The main residence exemption may also apply to:
- an individual beneficiary in, or entity that is a trustee of, the deceased estate of a person who used the dwelling as a main residence; and
- the trustee of a special disability trust where the dwelling was the main residence of the individual principal beneficiary of the trust, or the main residence of another beneficiary who inherited the dwelling upon the principal beneficiary's death.
Under the foreign resident CGT regime, a capital gain or capital loss that a foreign resident makes in respect of a membership interest is disregarded unless both the non-portfolio interest test and the principal asset test are satisfied for the interest.
The principal asset test's purpose is to determine when an entity's underlying value is principally derived from TARP. A membership interest that a foreign resident holds in another entity will pass the principal asset test if the total market value of the entity's TARP assets is greater than the total market value of its non-TARP assets.

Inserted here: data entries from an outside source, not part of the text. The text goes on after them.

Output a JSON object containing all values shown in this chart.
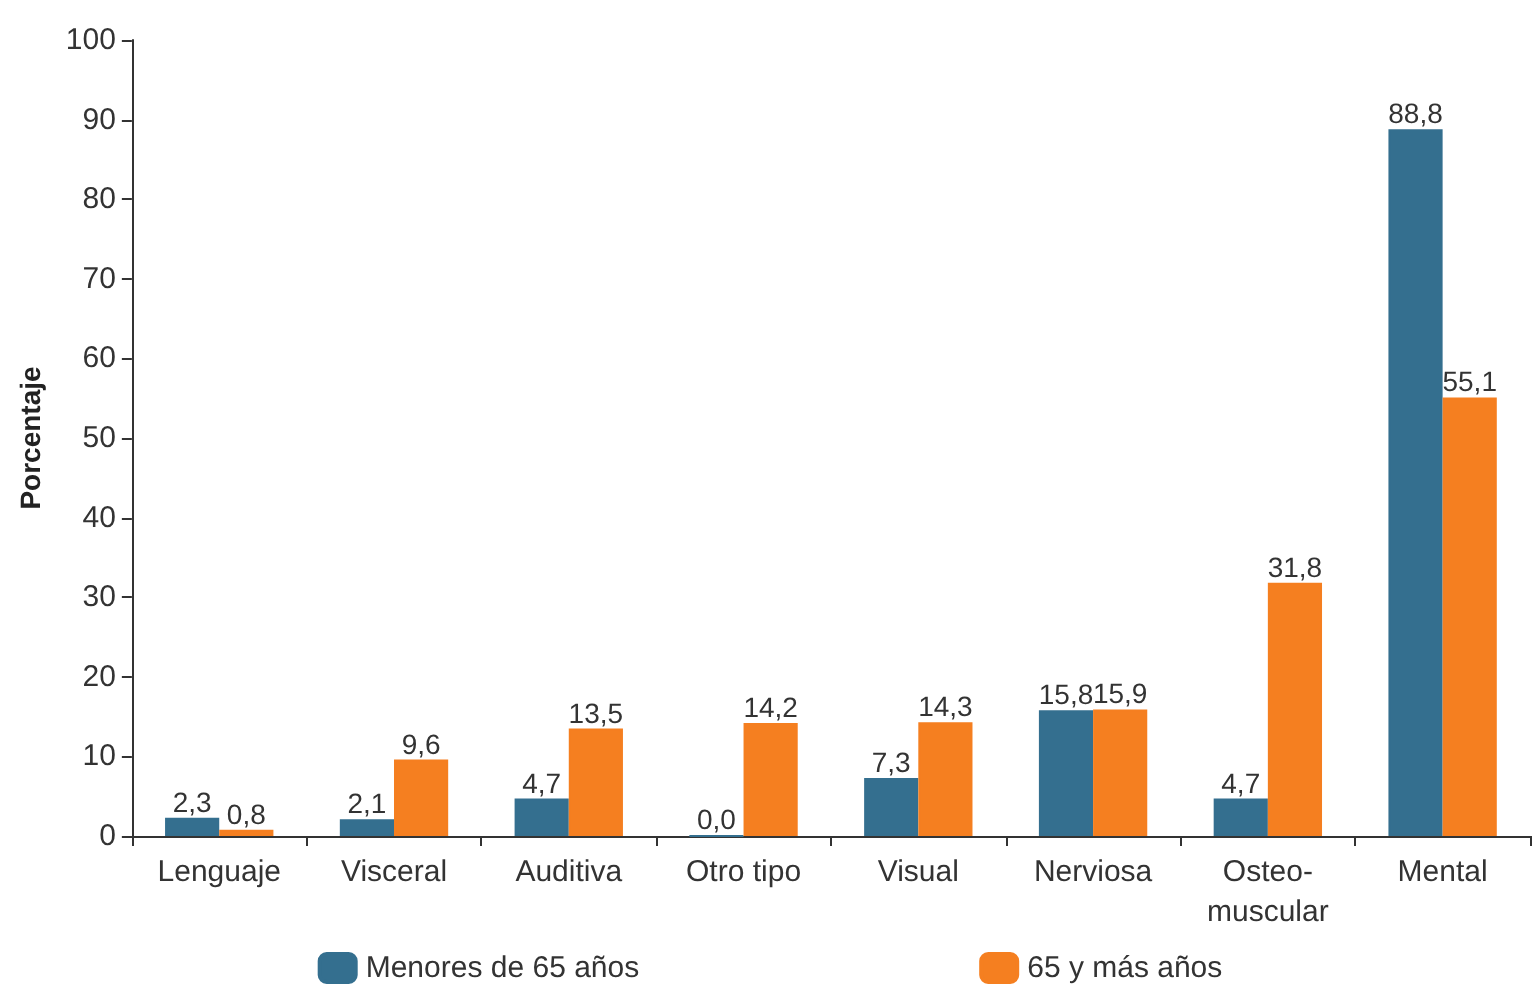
{
  "chart_data": {
    "type": "bar",
    "ylabel": "Porcentaje",
    "categories": [
      "Lenguaje",
      "Visceral",
      "Auditiva",
      "Otro tipo",
      "Visual",
      "Nerviosa",
      "Osteo-\nmuscular",
      "Mental"
    ],
    "series": [
      {
        "name": "Menores de 65 años",
        "color": "#346f8f",
        "values": [
          2.3,
          2.1,
          4.7,
          0.0,
          7.3,
          15.8,
          4.7,
          88.8
        ],
        "value_labels": [
          "2,3",
          "2,1",
          "4,7",
          "0,0",
          "7,3",
          "15,8",
          "4,7",
          "88,8"
        ]
      },
      {
        "name": "65 y más años",
        "color": "#f57f20",
        "values": [
          0.8,
          9.6,
          13.5,
          14.2,
          14.3,
          15.9,
          31.8,
          55.1
        ],
        "value_labels": [
          "0,8",
          "9,6",
          "13,5",
          "14,2",
          "14,3",
          "15,9",
          "31,8",
          "55,1"
        ]
      }
    ],
    "ylim": [
      0,
      100
    ],
    "yticks": [
      0,
      10,
      20,
      30,
      40,
      50,
      60,
      70,
      80,
      90,
      100
    ],
    "grid": false,
    "legend": "bottom"
  }
}
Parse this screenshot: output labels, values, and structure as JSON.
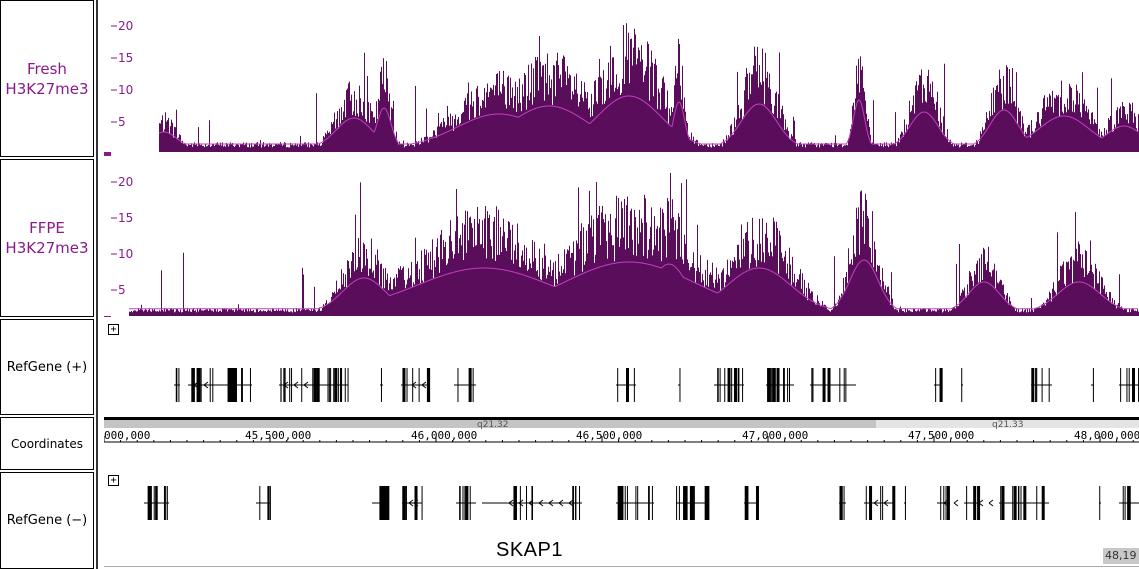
{
  "tracks": {
    "fresh": {
      "label_line1": "Fresh",
      "label_line2": "H3K27me3",
      "ticks": [
        "20",
        "15",
        "10",
        "5"
      ]
    },
    "ffpe": {
      "label_line1": "FFPE",
      "label_line2": "H3K27me3",
      "ticks": [
        "20",
        "15",
        "10",
        "5"
      ]
    },
    "refgene_plus": {
      "label": "RefGene (+)",
      "expand_glyph": "+"
    },
    "coordinates": {
      "label": "Coordinates",
      "ticks": [
        "000,000",
        "45,500,000",
        "46,000,000",
        "46,500,000",
        "47,000,000",
        "47,500,000",
        "48,000,000"
      ],
      "bands": [
        "q21.32",
        "q21.33"
      ]
    },
    "refgene_minus": {
      "label": "RefGene (−)",
      "expand_glyph": "+"
    }
  },
  "gene_label": "SKAP1",
  "coord_readout": "48,19",
  "colors": {
    "signal_dark": "#5a0d5a",
    "signal_line": "#c040c0",
    "label": "#8a1a8a"
  }
}
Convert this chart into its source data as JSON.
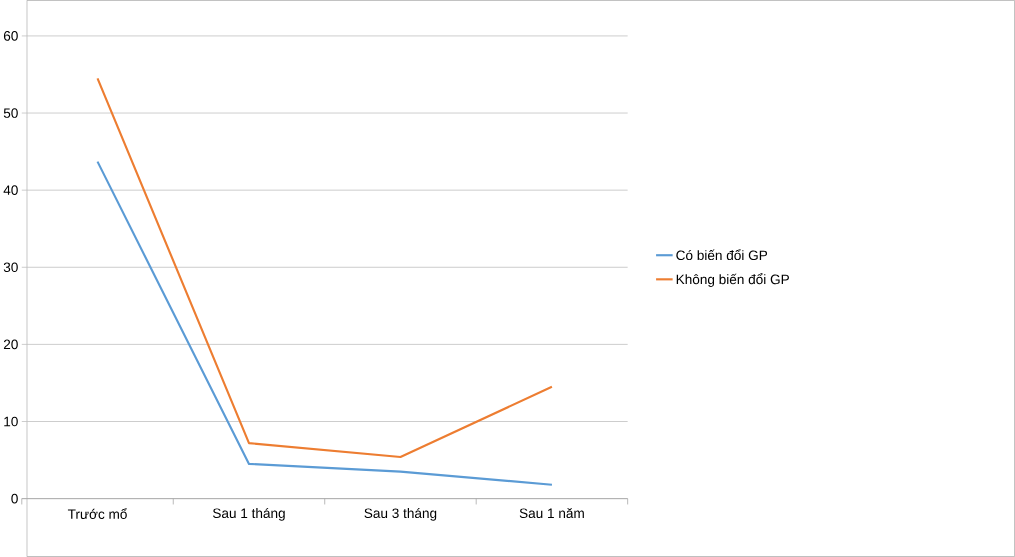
{
  "chart_data": {
    "type": "line",
    "categories": [
      "Trước mổ",
      "Sau 1 tháng",
      "Sau 3 tháng",
      "Sau 1 năm"
    ],
    "series": [
      {
        "name": "Có biến đổi GP",
        "color": "#5b9bd5",
        "values": [
          43.7,
          4.5,
          3.5,
          1.8
        ]
      },
      {
        "name": "Không biến đổi GP",
        "color": "#ed7d31",
        "values": [
          54.5,
          7.2,
          5.4,
          14.5
        ]
      }
    ],
    "ylim": [
      0,
      60
    ],
    "yticks": [
      0,
      10,
      20,
      30,
      40,
      50,
      60
    ],
    "grid": "y",
    "legend": "right"
  }
}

The Bill also proposes to amend the Income Tax Assessment Act 1997 (ITAA 1997) and the Taxation Administration Act 1953 (TAA 1953) to provide an additional discount on CGT for affordable housing. The discount of up to 10% will apply if a CGT event happens to an ownership interest in residential premises that has been used to provide affordable housing.
This measure will apply to capital gains that investors realise from CGT events that occur on or after 1 January 2018, for affordable housing tenancies that start before, on or after 1 January 2018.